The move underscores the importance being attached to the dispute, with the response group only convened at times of “national crisis” or to discuss events with major implications for Canada.
Consisting of cabinet ministers and senior officials, it has previously been convened over events including the start of the COVID-19 pandemic in 2020, blockades associated with the truck convoy protests last year and the short-lived rebellion in Russia last month.
Ports need to be operating, ministers say
More than 7,400 workers from the ILWU originally walked off the job from July 1 to 13 over issues including port automation, outside contracting and the increasing cost of living.

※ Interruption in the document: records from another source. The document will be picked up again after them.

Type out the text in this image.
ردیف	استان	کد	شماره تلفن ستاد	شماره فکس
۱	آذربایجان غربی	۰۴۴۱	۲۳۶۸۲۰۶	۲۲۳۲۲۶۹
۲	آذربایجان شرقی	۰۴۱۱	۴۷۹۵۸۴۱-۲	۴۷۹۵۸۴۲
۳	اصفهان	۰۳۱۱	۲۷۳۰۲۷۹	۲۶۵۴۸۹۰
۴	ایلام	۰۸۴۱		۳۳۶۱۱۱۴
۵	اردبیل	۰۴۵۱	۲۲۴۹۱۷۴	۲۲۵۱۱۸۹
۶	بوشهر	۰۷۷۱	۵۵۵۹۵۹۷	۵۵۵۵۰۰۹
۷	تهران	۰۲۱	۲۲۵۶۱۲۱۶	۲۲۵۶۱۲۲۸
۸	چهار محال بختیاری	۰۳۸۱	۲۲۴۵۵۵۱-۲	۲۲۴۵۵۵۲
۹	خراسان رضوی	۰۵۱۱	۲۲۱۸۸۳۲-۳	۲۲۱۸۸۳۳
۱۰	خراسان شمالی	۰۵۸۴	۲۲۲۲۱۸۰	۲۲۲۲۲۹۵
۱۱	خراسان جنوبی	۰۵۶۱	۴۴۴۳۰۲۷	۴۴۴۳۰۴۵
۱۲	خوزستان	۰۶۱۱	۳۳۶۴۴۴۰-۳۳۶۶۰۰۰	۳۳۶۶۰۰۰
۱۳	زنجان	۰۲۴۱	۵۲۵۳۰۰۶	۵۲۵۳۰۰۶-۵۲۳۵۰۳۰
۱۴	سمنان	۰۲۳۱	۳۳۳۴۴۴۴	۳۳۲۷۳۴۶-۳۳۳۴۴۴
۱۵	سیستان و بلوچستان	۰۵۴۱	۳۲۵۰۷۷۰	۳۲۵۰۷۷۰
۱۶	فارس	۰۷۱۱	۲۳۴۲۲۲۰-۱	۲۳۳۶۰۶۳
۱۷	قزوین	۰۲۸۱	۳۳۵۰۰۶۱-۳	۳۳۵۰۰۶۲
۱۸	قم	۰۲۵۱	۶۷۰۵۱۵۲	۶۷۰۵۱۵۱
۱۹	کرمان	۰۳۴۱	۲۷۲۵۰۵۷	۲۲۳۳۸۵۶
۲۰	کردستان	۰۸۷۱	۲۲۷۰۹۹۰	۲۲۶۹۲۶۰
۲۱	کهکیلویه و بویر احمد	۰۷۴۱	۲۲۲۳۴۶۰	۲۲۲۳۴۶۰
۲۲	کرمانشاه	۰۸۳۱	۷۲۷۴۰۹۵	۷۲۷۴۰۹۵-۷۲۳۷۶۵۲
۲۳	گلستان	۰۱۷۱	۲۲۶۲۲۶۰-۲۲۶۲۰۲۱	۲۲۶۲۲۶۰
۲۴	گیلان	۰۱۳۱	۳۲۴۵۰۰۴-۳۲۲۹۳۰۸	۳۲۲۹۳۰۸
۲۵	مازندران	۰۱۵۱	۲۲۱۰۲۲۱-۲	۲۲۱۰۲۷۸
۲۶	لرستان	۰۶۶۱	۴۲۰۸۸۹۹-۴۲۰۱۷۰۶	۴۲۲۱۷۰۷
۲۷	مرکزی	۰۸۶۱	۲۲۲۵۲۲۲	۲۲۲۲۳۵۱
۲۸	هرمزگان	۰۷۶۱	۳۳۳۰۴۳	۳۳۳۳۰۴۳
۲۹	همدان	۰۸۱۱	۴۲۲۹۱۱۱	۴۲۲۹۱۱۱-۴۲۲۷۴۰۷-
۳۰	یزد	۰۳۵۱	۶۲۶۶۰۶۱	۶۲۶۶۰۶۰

The strike froze billions of dollars worth of cargo from moving in and out of harbours, including at Canada’s busiest port in Vancouver.
O’Regan and Transport Minister Omar Alghabra have said workers and employers across Canada cannot face further disruption and that they were looking at all options.
The ministers said they have been patient and respected the collective bargaining process, but they need the ports operating.
B.C. Premier David Eby expressed dismay at the developments.
“It’s profoundly disappointing to see that we’re back where we were before, but I can’t help but feel that whatever is separating the parties is not worth this disruption.
“They’ve got to get it sorted out at the table as quickly as possible,” he said at an unrelated news conference Wednesday.
Conservative Leader Pierre Poilievre has said Trudeau must end the strike immediately because of the massive cost to workers, consumers and businesses.
NDP transport critic Taylor Bachrach said it’s a part of union bargaining rights to be able to reject an agreement.
Calls for Ottawa to pass back-to-work legislation to end the strike have come from the Canadian Chamber of Commerce and the Canadian Federation of Independent Business (CFIB).
“The 13-day strike had already done significant damage to small businesses across the country and Canada’s international reputation as a dependable trading partner,” CFIB executive vice-president Corinne Pohlmann said in a statement.
Eby said relying on Ottawa to bring in back-to-work legislation would not be a quick solution.
“A short and immediate-term solution is not federal legislation and counting on the minority parliament in Ottawa to step in,” he said.
“The parties need to accept the responsibility that they have on both sides to come to the table in good faith and solve this for Canadians quickly.”